Ia merinci, Waduk Bener yang sampai sekarang belum juga bener itu, konkretnya pekerjaan PUPR , pembebasan lahannya oleh BPN, pengamanan oleh polisi, dan yang mengerjakan di lapangan BBWSO.
“Jadi dalam proyek ini, otoritas saya kecil,” katanya.
Namun demikian sebagai pemimpin di Jawa Tengah, Ganjar menyebut, jika terjadi sesuatu dan tidak ada pemimpin yang berani angkat tangan, maka dirinya sanggup bertanggung jawab.
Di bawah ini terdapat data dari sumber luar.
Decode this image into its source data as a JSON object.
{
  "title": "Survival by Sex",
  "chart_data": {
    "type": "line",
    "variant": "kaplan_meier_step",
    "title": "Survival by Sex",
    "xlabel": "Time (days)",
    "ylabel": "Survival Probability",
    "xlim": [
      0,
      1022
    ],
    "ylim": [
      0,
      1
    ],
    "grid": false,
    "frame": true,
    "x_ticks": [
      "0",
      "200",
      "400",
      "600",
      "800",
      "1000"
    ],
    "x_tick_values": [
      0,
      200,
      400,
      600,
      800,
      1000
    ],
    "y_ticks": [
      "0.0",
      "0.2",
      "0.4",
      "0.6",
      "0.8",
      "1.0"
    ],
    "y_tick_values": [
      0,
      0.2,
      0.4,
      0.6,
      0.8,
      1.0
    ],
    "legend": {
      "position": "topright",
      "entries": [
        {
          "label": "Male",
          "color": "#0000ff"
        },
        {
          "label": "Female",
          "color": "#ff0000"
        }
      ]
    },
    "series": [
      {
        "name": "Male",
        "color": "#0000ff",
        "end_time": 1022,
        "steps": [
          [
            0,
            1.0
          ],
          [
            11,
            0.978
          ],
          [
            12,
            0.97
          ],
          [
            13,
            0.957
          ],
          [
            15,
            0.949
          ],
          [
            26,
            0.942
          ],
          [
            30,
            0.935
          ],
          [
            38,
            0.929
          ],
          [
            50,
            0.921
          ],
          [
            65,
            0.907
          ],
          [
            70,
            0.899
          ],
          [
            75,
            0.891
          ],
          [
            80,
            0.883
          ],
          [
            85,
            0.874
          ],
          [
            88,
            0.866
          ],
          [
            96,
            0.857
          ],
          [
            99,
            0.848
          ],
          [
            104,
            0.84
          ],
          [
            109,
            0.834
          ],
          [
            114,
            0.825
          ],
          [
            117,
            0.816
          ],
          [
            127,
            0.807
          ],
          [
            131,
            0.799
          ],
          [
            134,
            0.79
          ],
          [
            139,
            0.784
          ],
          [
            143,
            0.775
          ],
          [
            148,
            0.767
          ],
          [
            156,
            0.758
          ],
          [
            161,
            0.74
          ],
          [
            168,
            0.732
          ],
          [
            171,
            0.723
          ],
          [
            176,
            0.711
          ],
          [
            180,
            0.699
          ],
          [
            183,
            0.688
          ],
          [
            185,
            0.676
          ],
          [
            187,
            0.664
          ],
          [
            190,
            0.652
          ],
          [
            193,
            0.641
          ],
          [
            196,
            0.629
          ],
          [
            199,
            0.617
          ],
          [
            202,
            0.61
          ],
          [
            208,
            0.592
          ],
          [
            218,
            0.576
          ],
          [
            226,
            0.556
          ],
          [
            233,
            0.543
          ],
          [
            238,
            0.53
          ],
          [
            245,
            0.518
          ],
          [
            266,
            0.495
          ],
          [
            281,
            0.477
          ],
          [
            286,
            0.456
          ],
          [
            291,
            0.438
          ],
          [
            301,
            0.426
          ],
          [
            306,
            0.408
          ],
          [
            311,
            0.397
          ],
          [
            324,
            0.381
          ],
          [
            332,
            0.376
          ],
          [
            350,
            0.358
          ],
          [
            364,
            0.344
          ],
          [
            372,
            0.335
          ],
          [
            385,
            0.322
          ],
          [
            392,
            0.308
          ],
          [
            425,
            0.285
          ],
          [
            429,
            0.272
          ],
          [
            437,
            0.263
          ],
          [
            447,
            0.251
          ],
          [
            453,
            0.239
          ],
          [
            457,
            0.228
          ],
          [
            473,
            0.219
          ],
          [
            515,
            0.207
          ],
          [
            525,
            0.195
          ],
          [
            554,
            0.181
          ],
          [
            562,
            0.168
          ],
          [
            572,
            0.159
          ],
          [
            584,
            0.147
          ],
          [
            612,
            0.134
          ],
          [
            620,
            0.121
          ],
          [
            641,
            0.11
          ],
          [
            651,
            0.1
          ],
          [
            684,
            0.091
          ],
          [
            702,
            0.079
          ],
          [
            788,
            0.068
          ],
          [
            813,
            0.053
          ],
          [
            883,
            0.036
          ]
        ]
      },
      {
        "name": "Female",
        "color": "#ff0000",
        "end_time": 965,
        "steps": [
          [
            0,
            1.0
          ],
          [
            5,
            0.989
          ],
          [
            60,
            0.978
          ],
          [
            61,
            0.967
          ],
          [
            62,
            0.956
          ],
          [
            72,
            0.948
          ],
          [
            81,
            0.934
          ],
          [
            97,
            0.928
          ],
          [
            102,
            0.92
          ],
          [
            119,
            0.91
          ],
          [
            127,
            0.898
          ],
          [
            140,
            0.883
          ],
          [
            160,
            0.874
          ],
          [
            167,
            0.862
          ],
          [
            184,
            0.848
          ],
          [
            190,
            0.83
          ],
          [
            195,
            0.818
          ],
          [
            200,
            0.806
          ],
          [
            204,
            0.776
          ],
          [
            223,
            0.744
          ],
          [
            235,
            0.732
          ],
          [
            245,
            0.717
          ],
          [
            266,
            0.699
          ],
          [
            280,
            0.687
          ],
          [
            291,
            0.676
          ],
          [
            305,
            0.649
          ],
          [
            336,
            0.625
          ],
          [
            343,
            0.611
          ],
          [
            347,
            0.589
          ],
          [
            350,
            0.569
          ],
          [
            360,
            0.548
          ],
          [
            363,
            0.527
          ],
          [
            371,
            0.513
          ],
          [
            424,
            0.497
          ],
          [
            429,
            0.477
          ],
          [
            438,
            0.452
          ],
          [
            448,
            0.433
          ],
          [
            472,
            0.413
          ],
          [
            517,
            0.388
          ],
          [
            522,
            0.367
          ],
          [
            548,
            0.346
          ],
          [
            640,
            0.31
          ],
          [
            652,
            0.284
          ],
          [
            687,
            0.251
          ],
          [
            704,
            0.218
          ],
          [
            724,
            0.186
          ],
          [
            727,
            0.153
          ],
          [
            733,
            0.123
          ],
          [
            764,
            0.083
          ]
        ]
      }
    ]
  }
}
“Sekali lagi saya tegaskan, saya bertanggungjawab. Dan saya harus datang berdialog dengan mereka,” ucapnya.
Untuk menjembatani berdialog dengan warga, Ganjar mengaku telah menggandeng Komnas HAM. “Jadi sampeyan saja Bro yang ngomong sebagai jembatan komunikasi. Sebab warga disana kalau melihat wajah saya, pasti dianggap penindas, tidak kompromi, dan ngawur,” tutur Ganjar kepada Komnas HAM.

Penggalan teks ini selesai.